Quincy, Mass. Historical and Architectural Survey

106 Penn Street

Quincy's first public water supply was provided by the Quincy Water Company, chartered in 1883, and in that same year a pumping station and a brick-enclosed well was erected on Penn Street, close to the tracks of the Old Colony Railroad. The well, which stands in the station's front yard, tapped the subsurface water available from the Town Brook watershed. From the station, the water was pumped to a standpipe on Penn's Hill, near the Braintree town line, for distribution to the street mains. In response to a growing demand for water services, the Quincy Water Company in 1886-7 constructed the 180 million gallon Quincy Reservoir, also known as the Braintree Dam, near the headwaters of Town Brook in Braintree. The water was then carried to the pumping station via a 12 inch cast iron pipe about one and a quarter miles long. By 1890 the City of Quincy had entered into the planning of the expansion of the Quincy Water Company's system and purchased the Penn Street pumping station in 1892. Faced with a further expansion of the city water system or joining the new Metropolitan Water District. the City of Quincy chose the latter in 1897. After 1899 the use of the pumping station was discontinued and the building is now privately owned. However, until at least 1957, the old Quincy Reservoir supplied water for the Quincy Yard and the Old Colony Laundry for industrial purposes.

William Churchill Edwards.

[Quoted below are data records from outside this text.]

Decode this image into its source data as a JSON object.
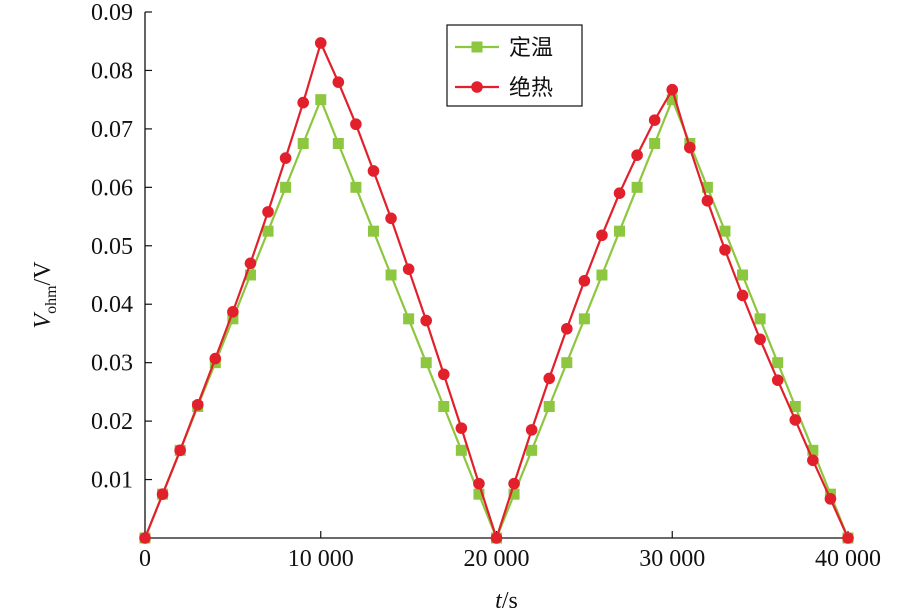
{
  "chart_data": {
    "type": "line",
    "xlabel": "t/s",
    "xlabel_parts": {
      "italic": "t",
      "rest": "/s"
    },
    "ylabel": "Vohm/V",
    "ylabel_parts": {
      "main": "V",
      "sub": "ohm",
      "rest": "/V"
    },
    "xlim": [
      0,
      40000
    ],
    "ylim": [
      0,
      0.09
    ],
    "x_ticks": [
      0,
      10000,
      20000,
      30000,
      40000
    ],
    "x_tick_labels": [
      "0",
      "10 000",
      "20 000",
      "30 000",
      "40 000"
    ],
    "y_ticks": [
      0.01,
      0.02,
      0.03,
      0.04,
      0.05,
      0.06,
      0.07,
      0.08,
      0.09
    ],
    "y_tick_labels": [
      "0.01",
      "0.02",
      "0.03",
      "0.04",
      "0.05",
      "0.06",
      "0.07",
      "0.08",
      "0.09"
    ],
    "legend_position": "top-center",
    "grid": false,
    "series": [
      {
        "name": "定温",
        "color": "#8dc63f",
        "marker": "square",
        "x": [
          0,
          1000,
          2000,
          3000,
          4000,
          5000,
          6000,
          7000,
          8000,
          9000,
          10000,
          11000,
          12000,
          13000,
          14000,
          15000,
          16000,
          17000,
          18000,
          19000,
          20000,
          21000,
          22000,
          23000,
          24000,
          25000,
          26000,
          27000,
          28000,
          29000,
          30000,
          31000,
          32000,
          33000,
          34000,
          35000,
          36000,
          37000,
          38000,
          39000,
          40000
        ],
        "values": [
          0,
          0.0075,
          0.015,
          0.0225,
          0.03,
          0.0375,
          0.045,
          0.0525,
          0.06,
          0.0675,
          0.075,
          0.0675,
          0.06,
          0.0525,
          0.045,
          0.0375,
          0.03,
          0.0225,
          0.015,
          0.0075,
          0,
          0.0075,
          0.015,
          0.0225,
          0.03,
          0.0375,
          0.045,
          0.0525,
          0.06,
          0.0675,
          0.075,
          0.0675,
          0.06,
          0.0525,
          0.045,
          0.0375,
          0.03,
          0.0225,
          0.015,
          0.0075,
          0
        ]
      },
      {
        "name": "绝热",
        "color": "#e2202b",
        "marker": "circle",
        "x": [
          0,
          1000,
          2000,
          3000,
          4000,
          5000,
          6000,
          7000,
          8000,
          9000,
          10000,
          11000,
          12000,
          13000,
          14000,
          15000,
          16000,
          17000,
          18000,
          19000,
          20000,
          21000,
          22000,
          23000,
          24000,
          25000,
          26000,
          27000,
          28000,
          29000,
          30000,
          31000,
          32000,
          33000,
          34000,
          35000,
          36000,
          37000,
          38000,
          39000,
          40000
        ],
        "values": [
          0,
          0.0075,
          0.015,
          0.0228,
          0.0307,
          0.0387,
          0.047,
          0.0558,
          0.065,
          0.0745,
          0.0847,
          0.078,
          0.0708,
          0.0628,
          0.0547,
          0.046,
          0.0372,
          0.028,
          0.0188,
          0.0093,
          0,
          0.0093,
          0.0185,
          0.0273,
          0.0358,
          0.044,
          0.0518,
          0.059,
          0.0655,
          0.0715,
          0.0767,
          0.0668,
          0.0577,
          0.0493,
          0.0415,
          0.034,
          0.027,
          0.0202,
          0.0133,
          0.0067,
          0
        ]
      }
    ]
  }
}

Historic Quincy, Massachusetts,1957. p. 320-321.
Peter Stott. A guide to the Industrial Archaeology of Eastern Massachusetts, forthcoming 1987.
W.P.A. Tracing, Project #22286, Building Department, City of Quincy, 1941.

This simple brick cross gabled Italianate building was originally the pumping station for Quincy. Built in 1883 by the Quincy Water Company, it contained an office, shop and on the second floor, an apartment for the superintendent. It is these varied functions which gives the building a residential look. Architectural ornamentation is limited to the segmental arched window hoods, plain cornice board under the eaves and granite sills. It is a fine example of its style and unusual in the use of brick for walling, as most Italianate houses were built in either wood or stone.